蓮が目を丸くしたのは、透明なライスペーパーに赤や黄色の野菜を詰め、蓮の花のように巻かれた生春巻き。

「蓮の花モチーフだって。演出細かいな」

詩弦が無表情のままトングを伸ばしかけた、その瞬間だった。

「それ、もらいっ♪」

彩里がひょいっとトングを横から差し込んで、生春巻きをすくい上げた。振り返って、にんまりと詩弦を見る。

「……なに勝手に」

「ん?ラスト1個だったから、早いもん勝ち~」

詩弦の眉がぴくりと動いたが、すぐに顔をそらして別の皿へとトングを向けた。

そのやりとりを、後方から見ていた5人組。テーブルの奥で盛りつけ中、明らかに笑いをこらえている。

「見た?今の」

「見た見た」

「いやこれもうさすがに黒だろ」

「逆にあれで黒じゃない方がおかしい」

「明日の夜は告白案件」

なにやらひそひそと策略を練っていたところに、

「なに話してんの~?」

彩里がひょこっと現れた。
5人は一瞬目を見合わせたあと、「いやいや、こっちのメニューどれ取るかって~」「からあげが1個1個でかくねーって話してた」と強引に話をそらした。
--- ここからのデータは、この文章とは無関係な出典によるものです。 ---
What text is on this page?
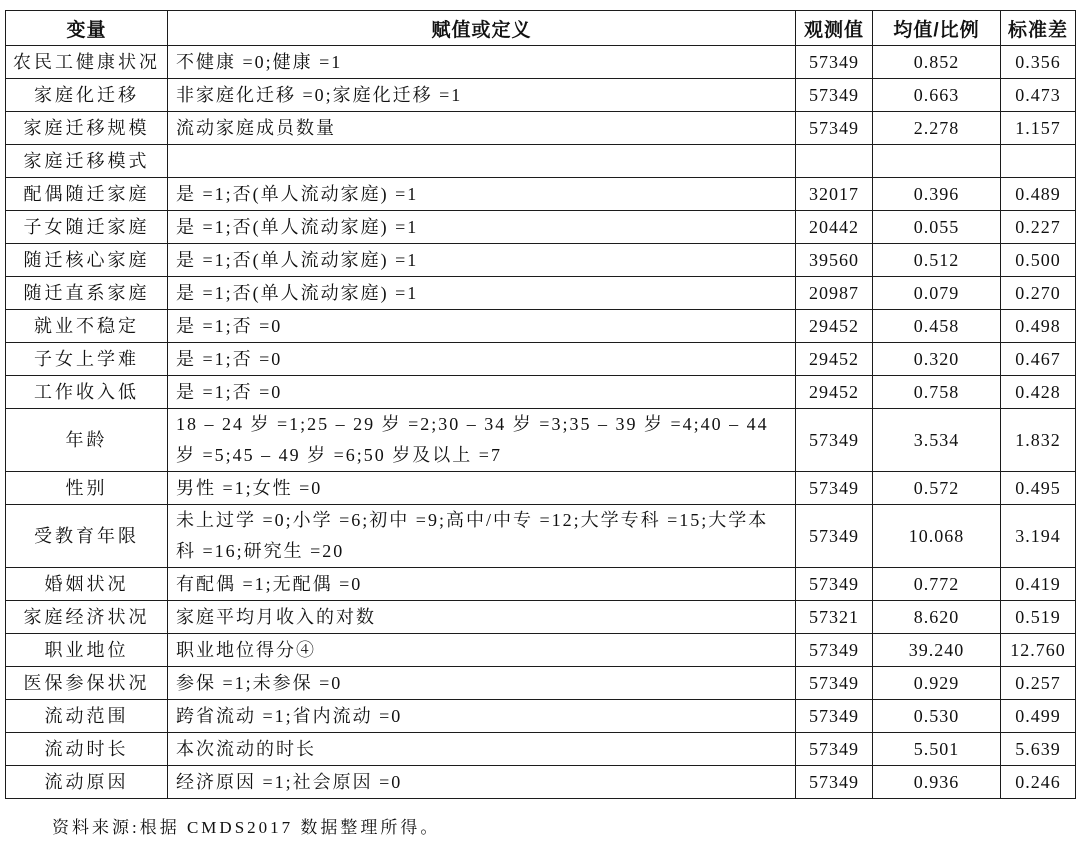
变量	赋值或定义	观测值	均值/比例	标准差
农民工健康状况	不健康 =0;健康 =1	57349	0.852	0.356
家庭化迁移	非家庭化迁移 =0;家庭化迁移 =1	57349	0.663	0.473
家庭迁移规模	流动家庭成员数量	57349	2.278	1.157
家庭迁移模式				
配偶随迁家庭	是 =1;否(单人流动家庭) =1	32017	0.396	0.489
子女随迁家庭	是 =1;否(单人流动家庭) =1	20442	0.055	0.227
随迁核心家庭	是 =1;否(单人流动家庭) =1	39560	0.512	0.500
随迁直系家庭	是 =1;否(单人流动家庭) =1	20987	0.079	0.270
就业不稳定	是 =1;否 =0	29452	0.458	0.498
子女上学难	是 =1;否 =0	29452	0.320	0.467
工作收入低	是 =1;否 =0	29452	0.758	0.428
年龄	18 – 24 岁 =1;25 – 29 岁 =2;30 – 34 岁 =3;35 – 39 岁 =4;40 – 44 岁 =5;45 – 49 岁 =6;50 岁及以上 =7	57349	3.534	1.832
性别	男性 =1;女性 =0	57349	0.572	0.495
受教育年限	未上过学 =0;小学 =6;初中 =9;高中/中专 =12;大学专科 =15;大学本科 =16;研究生 =20	57349	10.068	3.194
婚姻状况	有配偶 =1;无配偶 =0	57349	0.772	0.419
家庭经济状况	家庭平均月收入的对数	57321	8.620	0.519
职业地位	职业地位得分④	57349	39.240	12.760
医保参保状况	参保 =1;未参保 =0	57349	0.929	0.257
流动范围	跨省流动 =1;省内流动 =0	57349	0.530	0.499
流动时长	本次流动的时长	57349	5.501	5.639
流动原因	经济原因 =1;社会原因 =0	57349	0.936	0.246
资料来源:根据 CMDS2017 数据整理所得。
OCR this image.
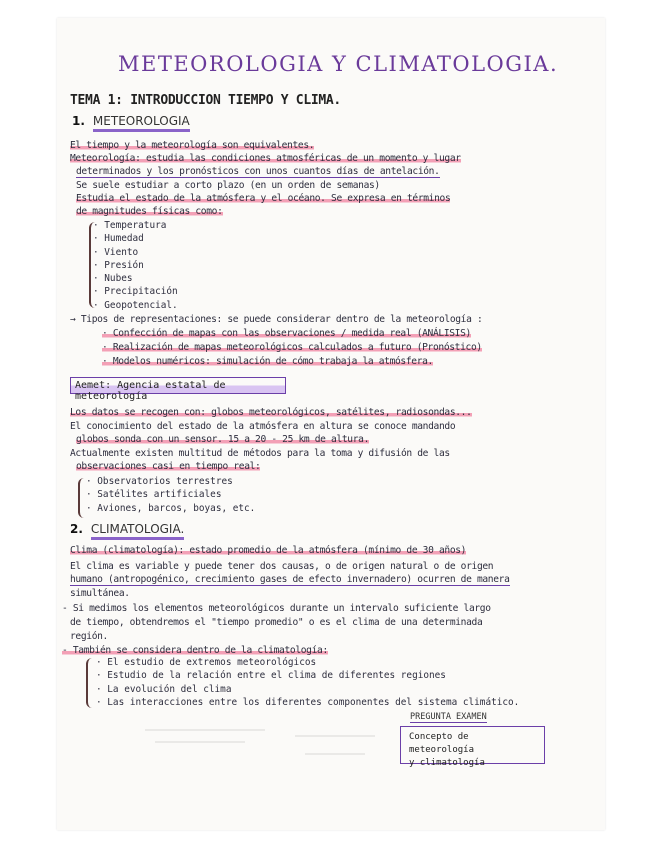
METEOROLOGIA Y CLIMATOLOGIA.
TEMA 1: INTRODUCCION TIEMPO Y CLIMA.
1. METEOROLOGIA
El tiempo y la meteorología son equivalentes.
Meteorología: estudia las condiciones atmosféricas de un momento y lugar
determinados y los pronósticos con unos cuantos días de antelación.
Se suele estudiar a corto plazo (en un orden de semanas)
Estudia el estado de la atmósfera y el océano. Se expresa en términos
de magnitudes físicas como:
· Temperatura
· Humedad
· Viento
· Presión
· Nubes
· Precipitación
· Geopotencial.
→ Tipos de representaciones: se puede considerar dentro de la meteorología :
· Confección de mapas con las observaciones / medida real (ANÁLISIS)
· Realización de mapas meteorológicos calculados a futuro (Pronóstico)
· Modelos numéricos: simulación de cómo trabaja la atmósfera.
Aemet: Agencia estatal de meteorología
Los datos se recogen con: globos meteorológicos, satélites, radiosondas...
El conocimiento del estado de la atmósfera en altura se conoce mandando
globos sonda con un sensor. 15 a 20 - 25 km de altura.
Actualmente existen multitud de métodos para la toma y difusión de las
observaciones casi en tiempo real:
· Observatorios terrestres
· Satélites artificiales
· Aviones, barcos, boyas, etc.
2. CLIMATOLOGIA.
Clima (climatología): estado promedio de la atmósfera (mínimo de 30 años)
El clima es variable y puede tener dos causas, o de origen natural o de origen
humano (antropogénico, crecimiento gases de efecto invernadero) ocurren de manera
simultánea.
- Si medimos los elementos meteorológicos durante un intervalo suficiente largo
de tiempo, obtendremos el "tiempo promedio" o es el clima de una determinada
región.
- También se considera dentro de la climatología:
· El estudio de extremos meteorológicos
· Estudio de la relación entre el clima de diferentes regiones
· La evolución del clima
· Las interacciones entre los diferentes componentes del sistema climático.
PREGUNTA EXAMEN
Concepto de meteorología
y climatología
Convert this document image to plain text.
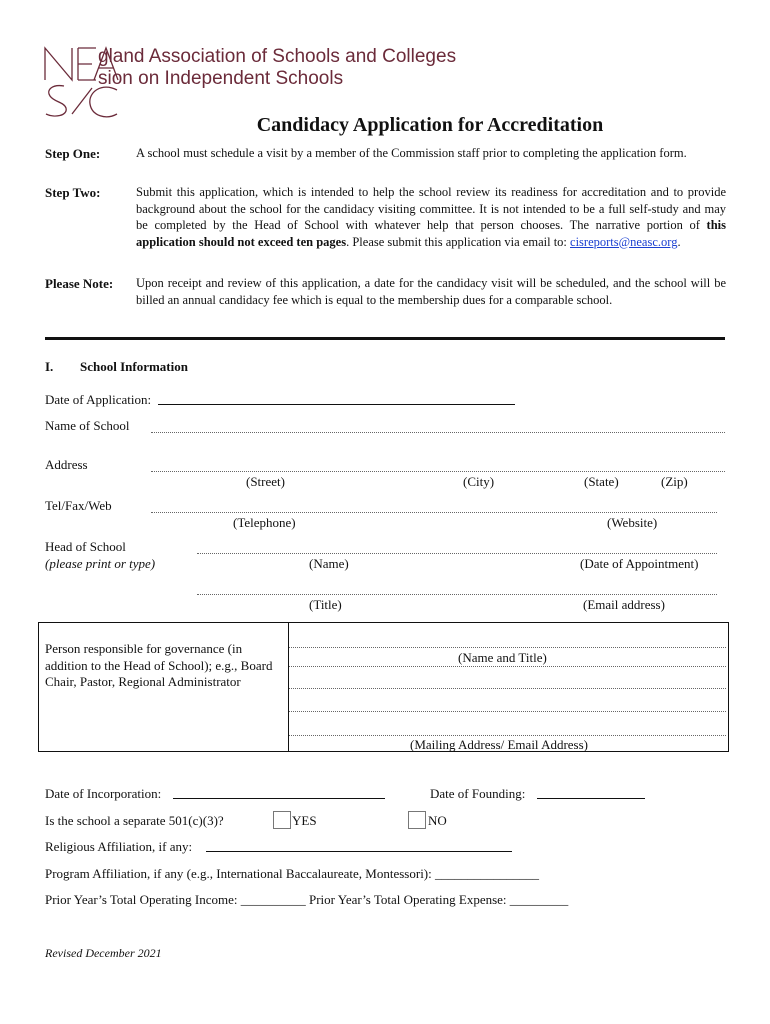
gland Association of Schools and Colleges
sion on Independent Schools
Candidacy Application for Accreditation
Step One:	A school must schedule a visit by a member of the Commission staff prior to completing the application form.
Step Two:	Submit this application, which is intended to help the school review its readiness for accreditation and to provide background about the school for the candidacy visiting committee. It is not intended to be a full self-study and may be completed by the Head of School with whatever help that person chooses. The narrative portion of this application should not exceed ten pages. Please submit this application via email to: cisreports@neasc.org.
Please Note: Upon receipt and review of this application, a date for the candidacy visit will be scheduled, and the school will be billed an annual candidacy fee which is equal to the membership dues for a comparable school.
I. School Information
Date of Application:
Name of School
Address
(Street)	(City)	(State)	(Zip)
Tel/Fax/Web
(Telephone)	(Website)
Head of School
(please print or type)	(Name)	(Date of Appointment)
(Title)	(Email address)
Person responsible for governance (in addition to the Head of School); e.g., Board Chair, Pastor, Regional Administrator
(Name and Title)
(Mailing Address/ Email Address)
Date of Incorporation:	Date of Founding:
Is the school a separate 501(c)(3)?	YES	NO
Religious Affiliation, if any:
Program Affiliation, if any (e.g., International Baccalaureate, Montessori): ________________
Prior Year’s Total Operating Income: __________ Prior Year’s Total Operating Expense: _________
Revised December 2021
彩里は「ふ~ん?」と不思議に思いつつも、そのまま自分の皿にサラダを盛り始めた。

蓮はというと、席につきながらもまだどこか周囲を気にしている様子。
詩弦と彩里が、隣合わせの席でわちゃわちゃと箸を動かしていた。

「ちょっと、それ私のだろ」

詩弦が彩里の皿の生春巻きを、まるで報復とばかりにすっと箸で取り自分の口に入れた。

「えっ!?なに勝手にっ!?」

彩里が箸を握りしめたまま、詩弦の顎に手をかけ開けさせようと試みる。

「返せ返せ、口開けろ!もぐもぐすんな!」

「むっ!?意味わかんない、やめろっ」

二人のそんなやりとりに、周囲の部員たちは盛大に吹き出す。

「やっぱ両想いだって、間違いないって」

さきが確信を込めて小声で言う。隣にいた蓮が、その言葉にぴくっと眉を動かした。

「両想い?」

「うん、もう見てりゃわかるよ。あの距離感はもうカップルでしょ」

と笑顔で返されると、蓮は「ああ、確かに~」と短く返し、再び自分の皿に視線を落とした。

カリフラワーのピクルス、取りすぎたな。
ドレッシングかけすぎたな。
スプーンの音が、なぜかやけに大きく響いた。

誰にも気づかれないように、箸を動かしながら、蓮はただ、笑顔を崩さずに食事を続けた。